Are my goals necessarily God-ordained? Well, that depends. Certainly my goal to be a faithful and obedient single man is. After all, the only reason I don’t have a boyfriend right now—and hopefully will never stray and have one—is because of Him. I do think that many gay Christians can marry heterosexually, and I support them when they do if they have been honest and cautious about it. I don’t see that as my own particular calling, simply because I think I can do a lot more as a single man. I want to show Christians that a single gay guy can be obedient, loving, Biblically-sound, and have a heart that seeks Christ. I want to show that it’s possible.

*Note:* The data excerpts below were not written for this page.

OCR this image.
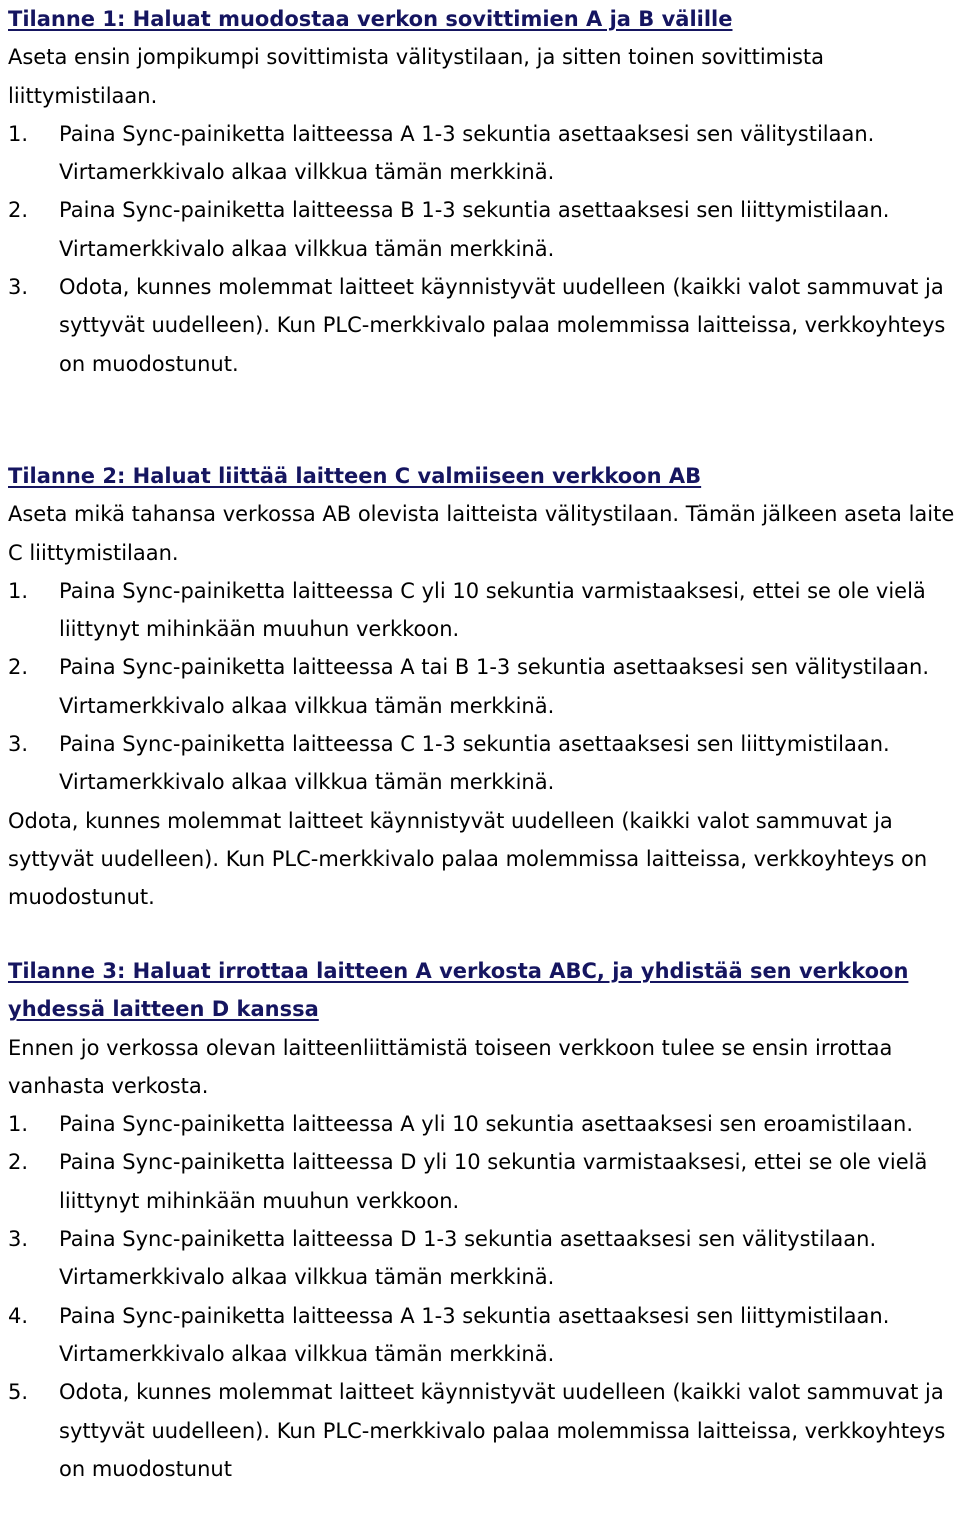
Tilanne 1: Haluat muodostaa verkon sovittimien A ja B välille

Aseta ensin jompikumpi sovittimista välitystilaan, ja sitten toinen sovittimista liittymistilaan.

1. Paina Sync-painiketta laitteessa A 1-3 sekuntia asettaaksesi sen välitystilaan. Virtamerkkivalo alkaa vilkkua tämän merkkinä.
2. Paina Sync-painiketta laitteessa B 1-3 sekuntia asettaaksesi sen liittymistilaan. Virtamerkkivalo alkaa vilkkua tämän merkkinä.
3. Odota, kunnes molemmat laitteet käynnistyvät uudelleen (kaikki valot sammuvat ja syttyvät uudelleen). Kun PLC-merkkivalo palaa molemmissa laitteissa, verkkoyhteys on muodostunut.
Tilanne 2: Haluat liittää laitteen C valmiiseen verkkoon AB

Aseta mikä tahansa verkossa AB olevista laitteista välitystilaan. Tämän jälkeen aseta laite C liittymistilaan.

1. Paina Sync-painiketta laitteessa C yli 10 sekuntia varmistaaksesi, ettei se ole vielä liittynyt mihinkään muuhun verkkoon.
2. Paina Sync-painiketta laitteessa A tai B 1-3 sekuntia asettaaksesi sen välitystilaan. Virtamerkkivalo alkaa vilkkua tämän merkkinä.
3. Paina Sync-painiketta laitteessa C 1-3 sekuntia asettaaksesi sen liittymistilaan. Virtamerkkivalo alkaa vilkkua tämän merkkinä.

Odota, kunnes molemmat laitteet käynnistyvät uudelleen (kaikki valot sammuvat ja syttyvät uudelleen). Kun PLC-merkkivalo palaa molemmissa laitteissa, verkkoyhteys on muodostunut.

Tilanne 3: Haluat irrottaa laitteen A verkosta ABC, ja yhdistää sen verkkoon yhdessä laitteen D kanssa

Ennen jo verkossa olevan laitteenliittämistä toiseen verkkoon tulee se ensin irrottaa vanhasta verkosta.

1. Paina Sync-painiketta laitteessa A yli 10 sekuntia asettaaksesi sen eroamistilaan.
2. Paina Sync-painiketta laitteessa D yli 10 sekuntia varmistaaksesi, ettei se ole vielä liittynyt mihinkään muuhun verkkoon.
3. Paina Sync-painiketta laitteessa D 1-3 sekuntia asettaaksesi sen välitystilaan. Virtamerkkivalo alkaa vilkkua tämän merkkinä.
4. Paina Sync-painiketta laitteessa A 1-3 sekuntia asettaaksesi sen liittymistilaan. Virtamerkkivalo alkaa vilkkua tämän merkkinä.
5. Odota, kunnes molemmat laitteet käynnistyvät uudelleen (kaikki valot sammuvat ja syttyvät uudelleen). Kun PLC-merkkivalo palaa molemmissa laitteissa, verkkoyhteys on muodostunut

But maybe the other goals are things God doesn’t have in store for me. I’m in the graduate school application process. I certainly have particular places in mind that I’d want to go (Baltimore, Colorado), but what if I only get accepted at a school in North Carolina, and have to stay here? Or what if my family hits financial ruin and instead of getting to focus on my writing I have to go live back home and take care of my mother and be a teacher in the same high school I graduated from? These things are certainly possible, but I think I’ve reached a point in my faith when I can say that, even if those kinds of things happened to me, I could still count my many blessings and praise God. My goals seem good and valuable and are precious to me right now, but if they turn out to not be His goals, well, he will show me. I just need to keep at them and stop worrying about them, I guess.